Words you think of when you think of Russia throughout history: unmodernized, backward, retrogressive, archaic, medieval, dank and slovenly etc. I could go on, but I digress, the picture has been set. Russia hasn’t exactly been the picturesque empire, if that, that so many believe it could have or should have been. Being one of the physically largest country in the world during almost all of its 1500 + year existence(Liversidge 2), Russia is also denoted as being one of histories most notoriously hapless underachiever, with a few moments of illumination followed inevitably by years of “two steps back”. This can only be attributed to the, well nothing short of ‘colorful’ Tsars mother Russia has seen.

One of the most vivacious leaders ever to grace the throne was Peter the Great. Long before he proclaimed himself “The Great”, baby Peter was born to Tsar Alexis Mikhailovich and his second wife Nataliya Naryshkina on June 9 1672 in Moscow (Liversidge 2). Being the fourteenth child of Alexis, Peter wasn’t destined for much to start. He was ascended to the throne at age ten, however, due to his sick and invalid siblings; eventually his brother and Feodor died childless in 1682, leaving ten year old Peter and his imbecile brother Ivan to compete for the throne. Peter won out, and was sent from his childhood home at the country estate of Kolomenskoe to the Kremlin (the Russian White House).

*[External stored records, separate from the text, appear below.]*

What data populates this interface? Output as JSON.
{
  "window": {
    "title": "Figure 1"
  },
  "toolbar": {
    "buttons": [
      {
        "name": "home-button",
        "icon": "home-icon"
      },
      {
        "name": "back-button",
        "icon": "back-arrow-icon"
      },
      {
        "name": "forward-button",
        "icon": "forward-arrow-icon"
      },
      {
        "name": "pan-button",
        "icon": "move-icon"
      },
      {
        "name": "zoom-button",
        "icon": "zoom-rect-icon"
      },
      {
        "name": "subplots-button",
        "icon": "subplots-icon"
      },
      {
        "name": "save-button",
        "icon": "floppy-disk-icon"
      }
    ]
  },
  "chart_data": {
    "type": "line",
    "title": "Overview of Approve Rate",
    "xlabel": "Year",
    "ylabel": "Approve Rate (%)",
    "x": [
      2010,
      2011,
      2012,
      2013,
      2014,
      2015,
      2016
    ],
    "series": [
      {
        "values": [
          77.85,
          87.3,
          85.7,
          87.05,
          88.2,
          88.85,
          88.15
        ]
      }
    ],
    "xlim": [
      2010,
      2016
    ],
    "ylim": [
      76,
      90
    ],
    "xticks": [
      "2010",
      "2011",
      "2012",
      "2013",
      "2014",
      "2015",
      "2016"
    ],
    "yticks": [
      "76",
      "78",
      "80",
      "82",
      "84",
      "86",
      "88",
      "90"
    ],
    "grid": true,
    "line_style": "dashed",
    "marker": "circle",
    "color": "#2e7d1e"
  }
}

No sooner was he established, however, than Ivan’s family struck back. Gaining the support of the Kremlin Guard, they launched a coup d'etat, and Peter was forced to endure the horrible sight of his supporters and family members being thrown from the top of the grand Red Stair of the Faceted Palace onto the raised pikes of the Guard. The outcome of the coup was a joint Tsar-ship, with both Peter and Ivan placed under the regency of Ivan's elder and not exactly impartial sister Sophia. Never the less, Peter regained his title at age 17 after Sophia’s failed plot to murder the opposing heir, and sentenced her to life to a convent cell. He kept his brother Ivan as a figure head on the thrown though to deal with frivolous court traditions, while he kept sole power of Russia and learned many skills soon to be utilized in his sovereignty .

Standing at over 6 foot 8 inches tall(World History, 136), Peter was a big strong man and such was reflected in his legacy.